O que se pode fazer com três bêbados, um ator sorumbático e uma noite com neve, misturando o riso, o drama e a melancolia numa só viagem de táxi, é o exemplo da mestria de Jim Jarmusch e do extraordinário que é este filme, dividido em cinco partes, que não se parece com nada.
Começa por transformar Winona Ryder numa extraordinária taxista com o sonho de ser mecânica (papel escrito a pensar nela), a praguejar de forma natural, perante uma Gena Rowlands fascinante no seu papel de agente de castings farta de realizadores, sempre à procura de novas estrelas, rostos desconhecidos, matéria bruta.
O primeiro episódio deste filme de táxis começa por ser o mais sério, embora a forma como Winona Ryder compõe a sua personagem de maria-rapaz desmazelada, óculos de sol maiores que a cara e uma série de ferramentas presas à cintura como porta-chaves seja, em si, hilariante.
No seu andamento a favor dos ponteiros do relógio (lembrando sempre que todas as histórias se passam no mesmo momento, a diferentes horas devido ao fuso horário), a história seguinte passa-se em Nova Iorque, com um negro (Giancarlo Esposito) a tentar apanhar um táxi em Manhattan, no princípio dos anos 1990, e a ser ostensivamente ignorado.
Só o imigrante leste-alemão (o Muro não tinha caído há muito) que não conhece Nova Iorque, fala mal inglês e nem sequer sabe conduzir um carro automático (sempre a carregar no travão com o pé esquerdo à procura da embraiagem) é capaz de parar para o recolher. Um negro em Manhattan era quase um alien como Helmut, chegado de um país que deixara de existir.
Yo Yo acaba a conduzir e cruza-se com a cunhada (Rosie Perez) que leva para casa contra vontade desta, e entre os dois sucedem dos diálogos mais engraçados de todo o filme, com a característica de se reduzirem a um matraquear de palavras que vão subindo de tom, como se fossem batalhas.
Cruza depois o Atlântico para em Paris colocar Isaach de Bankolé a aturar parvoíces de dois camaroneses armados em importantes, que acaba por expulsar do táxi, para a seguir apanhar uma cega interpretada por Béatrice Dalle que o deixa completamente fascinado. E a quem faz perguntas tontas, indiscretas.
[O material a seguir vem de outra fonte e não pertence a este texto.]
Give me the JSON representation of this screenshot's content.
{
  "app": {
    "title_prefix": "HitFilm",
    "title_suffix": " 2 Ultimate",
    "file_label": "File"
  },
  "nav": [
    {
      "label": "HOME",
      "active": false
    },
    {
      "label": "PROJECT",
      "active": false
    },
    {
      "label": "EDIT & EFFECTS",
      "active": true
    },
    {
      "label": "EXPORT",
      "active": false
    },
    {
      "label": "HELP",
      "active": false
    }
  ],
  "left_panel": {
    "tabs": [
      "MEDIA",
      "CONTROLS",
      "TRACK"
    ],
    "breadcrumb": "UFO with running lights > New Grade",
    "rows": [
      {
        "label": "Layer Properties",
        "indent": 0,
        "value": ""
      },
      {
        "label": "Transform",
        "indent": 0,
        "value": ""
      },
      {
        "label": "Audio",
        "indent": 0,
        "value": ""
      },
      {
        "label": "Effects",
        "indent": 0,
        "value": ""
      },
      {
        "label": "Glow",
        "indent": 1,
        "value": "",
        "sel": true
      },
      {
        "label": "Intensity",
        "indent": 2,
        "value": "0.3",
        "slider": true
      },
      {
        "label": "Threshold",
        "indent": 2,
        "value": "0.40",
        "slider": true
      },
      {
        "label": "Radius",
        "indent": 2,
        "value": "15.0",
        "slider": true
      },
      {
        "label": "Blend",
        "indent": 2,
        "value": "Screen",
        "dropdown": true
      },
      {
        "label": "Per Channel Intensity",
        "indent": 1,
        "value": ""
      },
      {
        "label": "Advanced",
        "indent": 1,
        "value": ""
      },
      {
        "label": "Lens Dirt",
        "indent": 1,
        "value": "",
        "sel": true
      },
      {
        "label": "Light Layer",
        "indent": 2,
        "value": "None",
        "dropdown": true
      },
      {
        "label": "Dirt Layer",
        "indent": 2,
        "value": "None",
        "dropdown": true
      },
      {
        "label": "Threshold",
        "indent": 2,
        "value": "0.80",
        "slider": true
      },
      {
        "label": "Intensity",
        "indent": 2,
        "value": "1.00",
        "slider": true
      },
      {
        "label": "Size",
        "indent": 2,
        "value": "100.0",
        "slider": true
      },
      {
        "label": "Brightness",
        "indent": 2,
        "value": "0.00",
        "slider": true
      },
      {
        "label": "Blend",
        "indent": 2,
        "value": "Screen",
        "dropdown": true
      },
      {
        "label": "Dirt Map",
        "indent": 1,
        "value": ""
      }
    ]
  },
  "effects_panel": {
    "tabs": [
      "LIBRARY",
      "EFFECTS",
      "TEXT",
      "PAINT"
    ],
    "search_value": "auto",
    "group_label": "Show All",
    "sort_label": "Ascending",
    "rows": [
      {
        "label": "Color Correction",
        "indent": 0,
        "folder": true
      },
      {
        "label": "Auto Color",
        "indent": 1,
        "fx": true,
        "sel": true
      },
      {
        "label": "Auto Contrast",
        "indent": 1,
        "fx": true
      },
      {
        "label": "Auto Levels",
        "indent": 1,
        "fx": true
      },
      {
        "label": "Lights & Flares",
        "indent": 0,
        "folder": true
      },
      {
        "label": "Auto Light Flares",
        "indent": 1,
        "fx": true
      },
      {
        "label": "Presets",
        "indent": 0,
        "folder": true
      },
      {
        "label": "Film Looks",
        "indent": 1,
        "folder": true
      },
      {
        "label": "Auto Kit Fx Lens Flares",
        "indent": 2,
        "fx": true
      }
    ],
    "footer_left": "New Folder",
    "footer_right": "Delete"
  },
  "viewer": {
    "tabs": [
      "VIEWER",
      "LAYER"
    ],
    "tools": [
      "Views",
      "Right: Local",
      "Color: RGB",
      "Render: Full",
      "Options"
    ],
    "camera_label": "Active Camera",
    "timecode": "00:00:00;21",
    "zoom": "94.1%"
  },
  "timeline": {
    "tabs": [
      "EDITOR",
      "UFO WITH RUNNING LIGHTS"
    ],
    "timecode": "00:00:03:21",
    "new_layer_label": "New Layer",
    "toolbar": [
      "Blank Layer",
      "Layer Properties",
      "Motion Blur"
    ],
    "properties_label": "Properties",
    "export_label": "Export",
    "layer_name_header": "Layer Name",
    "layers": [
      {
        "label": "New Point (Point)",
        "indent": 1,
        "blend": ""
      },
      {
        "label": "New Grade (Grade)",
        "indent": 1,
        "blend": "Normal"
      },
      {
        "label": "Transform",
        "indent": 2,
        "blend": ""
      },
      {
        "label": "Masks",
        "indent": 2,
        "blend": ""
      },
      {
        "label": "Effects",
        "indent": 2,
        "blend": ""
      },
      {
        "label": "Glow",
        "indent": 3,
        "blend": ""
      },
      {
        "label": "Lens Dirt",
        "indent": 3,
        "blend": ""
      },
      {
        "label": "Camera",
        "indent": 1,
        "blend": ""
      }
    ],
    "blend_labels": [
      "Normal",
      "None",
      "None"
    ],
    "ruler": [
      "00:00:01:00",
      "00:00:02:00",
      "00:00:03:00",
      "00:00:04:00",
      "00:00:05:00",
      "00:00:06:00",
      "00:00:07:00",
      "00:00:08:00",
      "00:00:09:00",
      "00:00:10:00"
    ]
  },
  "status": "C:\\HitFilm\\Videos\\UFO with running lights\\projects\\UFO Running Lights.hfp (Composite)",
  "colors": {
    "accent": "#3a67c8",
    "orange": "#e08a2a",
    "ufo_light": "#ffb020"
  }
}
Roberto Benigni interpreta o taxista seguinte. Na madrugada deserta de Roma acelera por ruas sem sentido, passa por polícias na mecha e acaba a transportar um padre a quem insiste em chamar bispo e resolve confessar as suas histórias sexuais, para mal dos pecados do religioso. O padre não quer, não se sente muito bem (os comprimidos para o coração caem-lhe da mão), mas é incapaz de evitar aquela torrente de conversa.
Da abóbora à ovelha Lola “de movimento refinados” – ficou-lhe o trauma depois de o dono a ter enviado para o talhante – e até chegar à cunhada, cujo rabo lhe fazia lembrar a abóbora, e os colãs de lã a ovelha.
A confissão é um jorro de palavras que brota sem cessar e o taxista nem se apercebe do mal que o padre se sente no banco de trás.
A Roma de Benigni desemboca na Helsínquia de Matti Pellonpää, ator-fetiche dos realizadores Aki e Mika Kaurismaki (que dão nomes a personagens) que morreu cedo, aos 44 anos (em 1995). Neste episódio é um taxista com uma história de fazer chorar o mais empedernido finlandês. Na verdade, acontece um duelo de humor melancólico sobre quem tem a experiência mais triste para contar, entre os bêbados que falam das desgraças sucessivas do amigo inconsciente pelo álcool e o taxista, com a sua tragédia familiar.
O mesmo momento na Finlândia, que em Los Angeles é o final de tarde, é na madrugada do outro dia em Helsínquia. O cenário não podia ser mais diferente, há neve lá fora e a solidão parece grande: o dia começa a clarear com o acabar do filme. E o amigo dos bêbados já pode ser deixado abandonado no passeio, perdedor no duelo das desgraças.